I am not sure why it is not letting you upload the report file in your reply. Could you upload to google drive or one drive and share the link here or DM me?
And the conclusion was?
This thread is fascinating because I basically did the same thing but I wrote a shared library intercept of cudaMalloc and had it call cudaMallocManaged. And it actually let a new big text to video model I wanted to try run on my 5090. The model is bigger than 32GB’s. I’ve done a trick where I call prefetch, in a simple test case, and it indeed is faster than just letting pages fault in on demand. I certainly can get all the gpu addresses of the model’s tensors. But I want to have something which monitors the page faults, wanting only the addresses, and leverage that as I run my model many times.
I am not sure if I responded to these questions already over messages or if it fell off the radar.
For Q1, I examined both the reports and they show only GPU page faults. I can’t know for sure why there are no CPU page faults in the profiles of your application. When the CPU needs some data that is currently residing on the GPU, it causes a CPU page fault to occur. When that happens, you should see DtoH transfer under Unified memory in the timeline like shown in this example screenshot below. Do you expect this kind of data movement to occur in your application?
For Q2: We do not have any scripts that provide statistics on GPU page faults. If you need some sort of statistics output to the terminal for GPU page faults, you could write your own summary script similar to the reports/um_cpu_page_faults_sum.py, um_sum.py, or um_total_sum.py in the target folder of the nsys installation. They use SQLite queries to create the summaries. Can you explain what exactly you would want output to the terminal regarding GPU page faults? I can file a feature request and prioritize the work accordingly.
For Q3, Have you used nsys profile command with the –stats=true option? It should give you the CUDA kernel statistics output to the terminal at the end of the run. If you already have a nsys-rep file collected, then you could use the nsys stats command to generate the statistics. Please see the help text for the nsys stats command.

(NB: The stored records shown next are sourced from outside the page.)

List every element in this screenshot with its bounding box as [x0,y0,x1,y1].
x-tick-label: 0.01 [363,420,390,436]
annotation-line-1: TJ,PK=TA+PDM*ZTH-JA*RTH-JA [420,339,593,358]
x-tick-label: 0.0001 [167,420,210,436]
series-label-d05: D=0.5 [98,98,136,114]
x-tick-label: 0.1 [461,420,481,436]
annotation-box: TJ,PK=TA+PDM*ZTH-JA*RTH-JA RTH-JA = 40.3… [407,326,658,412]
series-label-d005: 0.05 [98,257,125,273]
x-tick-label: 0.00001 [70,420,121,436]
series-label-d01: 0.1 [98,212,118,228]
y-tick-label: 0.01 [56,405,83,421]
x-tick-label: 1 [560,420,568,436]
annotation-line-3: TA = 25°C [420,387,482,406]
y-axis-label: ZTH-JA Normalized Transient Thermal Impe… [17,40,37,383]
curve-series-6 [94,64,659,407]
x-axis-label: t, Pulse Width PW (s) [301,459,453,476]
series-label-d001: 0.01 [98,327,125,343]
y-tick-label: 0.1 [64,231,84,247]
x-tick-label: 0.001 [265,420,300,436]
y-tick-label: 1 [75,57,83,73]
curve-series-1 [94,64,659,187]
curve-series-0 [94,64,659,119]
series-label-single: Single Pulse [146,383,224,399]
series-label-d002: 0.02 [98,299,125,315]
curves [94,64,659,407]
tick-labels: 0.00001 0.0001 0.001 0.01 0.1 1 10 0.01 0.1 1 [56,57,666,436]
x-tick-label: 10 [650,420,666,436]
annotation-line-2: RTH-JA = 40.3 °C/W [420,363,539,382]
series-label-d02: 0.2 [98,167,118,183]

Please use the –cuda-um-cpu-page-faults=true and –cuda-gpu-page-faults=true CLI switches or the equivalent GUI controls to collect the page faults data. You should get information you are looking for here. See the example screenshots shown in User Guide — nsight-systems and User Guide — nsight-systems
Thanks but I didn’t want to involve a heavyweight tool from the py program I wanted to track faults in. While it took me a few times I did get a cupti fault tracker written which my py app can enable/disable. But then again I just figure out about 3 hours ago how to get a custom allocator working. Thus my module and all its layers will be in a nice large prefetchable single block of memory.